Ondanks de gevonden resultaten, heeft dit onderzoek een aantal methodologische

beperkingen. Op basis van deze beperkingen kunnen er ook suggesties worden gedaan voor vervolgonderzoek. Allereerst is er uit de resultaten gebleken dat de gemiddelde leeftijd van de steekproef 27,7 jaar oud is. Deze gemiddelde leeftijd is niet representatief voor de beoogde doelpopulatie, want de gemiddelde leeftijd in Nederland is 41,6 jaar oud (CBS, 2018). Uit onderzoek van Smit et al. (2014) is gebleken dat oudere consumenten meer privacyzorgen hebben en dus negatievere gevoelens ten opzichte van gepersonaliseerde advertenties

ontwikkelen. Dus op het moment dat de huidige steekproef een betere weerspiegeling van de beoogde Nederlandse doelpopulatie zou zijn geweest, wordt dit effect louter sterker.

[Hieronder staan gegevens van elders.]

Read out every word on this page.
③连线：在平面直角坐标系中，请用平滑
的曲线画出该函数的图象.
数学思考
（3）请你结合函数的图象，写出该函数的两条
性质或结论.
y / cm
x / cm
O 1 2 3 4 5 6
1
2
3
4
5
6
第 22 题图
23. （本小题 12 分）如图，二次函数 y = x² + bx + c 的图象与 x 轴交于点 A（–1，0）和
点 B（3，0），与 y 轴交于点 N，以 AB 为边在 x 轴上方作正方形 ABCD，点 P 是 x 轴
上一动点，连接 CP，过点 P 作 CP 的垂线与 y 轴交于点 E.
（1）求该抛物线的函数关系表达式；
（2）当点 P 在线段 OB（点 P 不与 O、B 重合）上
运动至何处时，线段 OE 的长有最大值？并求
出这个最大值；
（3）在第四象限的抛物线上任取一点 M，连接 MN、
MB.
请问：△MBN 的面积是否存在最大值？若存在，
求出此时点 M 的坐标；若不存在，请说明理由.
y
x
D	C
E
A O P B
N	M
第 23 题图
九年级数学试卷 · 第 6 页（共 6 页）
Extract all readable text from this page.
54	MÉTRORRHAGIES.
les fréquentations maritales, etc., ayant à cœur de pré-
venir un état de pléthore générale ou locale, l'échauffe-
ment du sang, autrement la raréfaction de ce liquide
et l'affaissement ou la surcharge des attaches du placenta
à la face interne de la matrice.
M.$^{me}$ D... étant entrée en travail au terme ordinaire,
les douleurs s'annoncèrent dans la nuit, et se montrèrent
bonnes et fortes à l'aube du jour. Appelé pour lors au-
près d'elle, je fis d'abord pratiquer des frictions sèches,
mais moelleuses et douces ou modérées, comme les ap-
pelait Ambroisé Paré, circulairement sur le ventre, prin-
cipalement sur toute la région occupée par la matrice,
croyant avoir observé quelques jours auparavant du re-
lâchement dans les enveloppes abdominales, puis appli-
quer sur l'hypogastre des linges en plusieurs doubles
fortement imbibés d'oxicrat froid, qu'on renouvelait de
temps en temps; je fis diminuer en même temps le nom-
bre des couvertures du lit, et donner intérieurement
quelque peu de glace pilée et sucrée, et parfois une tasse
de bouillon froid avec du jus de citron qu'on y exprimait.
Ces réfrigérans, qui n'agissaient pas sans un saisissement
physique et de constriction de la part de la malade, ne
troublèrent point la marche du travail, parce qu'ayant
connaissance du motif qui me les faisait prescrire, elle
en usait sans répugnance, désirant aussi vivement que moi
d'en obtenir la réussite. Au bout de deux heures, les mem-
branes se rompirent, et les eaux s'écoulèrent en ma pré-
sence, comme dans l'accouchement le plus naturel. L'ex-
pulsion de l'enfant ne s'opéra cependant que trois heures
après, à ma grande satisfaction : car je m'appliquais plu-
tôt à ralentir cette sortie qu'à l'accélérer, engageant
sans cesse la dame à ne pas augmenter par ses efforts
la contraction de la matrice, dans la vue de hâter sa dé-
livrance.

Toekomstig onderzoek moet de privacyzorgen van consumenten daarom segmenteren op basis van de leeftijd van de steekproef (Smit et al., 2014). Hierdoor wordt het mogelijk om de gevonden effecten te verklaren vanuit verschillende leeftijdsgroepen, wat de externe validiteit van dit onderzoek bevorderd.

Een tweede beperking binnen deze studie is dat er gebruik is gemaakt van een op een scenario gebaseerd experiment. Ondanks deze veelgebruikte methode binnen dit

onderzoeksveld (Jai et al., 2013; Van Doorn & Hoekstra, 2013), kan er niet met zekerheid worden gezegd of de participanten op natuurlijke wijze hebben gereageerd op de gebruikte advertentie. Het zou kunnen zijn dat consumenten een GoPro Hero 6 minder relevant vinden

(25)

en ook minder privacyzorgen ontwikkelen, omdat de inhoud van de advertentie niet gebaseerd werd op hun eigen persoonlijke informatie. Binnen de huidige context wordt er veelal

gekozen voor een scenario, omdat het moeilijk is om gepersonaliseerde advertenties op een andere manier te manipuleren. Voor vervolgonderzoek is het daarom raadzaam om gebruik te maken van een veldexperiment, waarbij natuurgetrouwe data door onderzoekers wordt verzameld. De gevonden effecten binnen dit onderzoek zullen enkel sterker worden op het moment dat er een veldexperiment wordt gebruikt. De verzamelde data binnen een

veldexperiment bestaat namelijk uit real-life data van consumenten.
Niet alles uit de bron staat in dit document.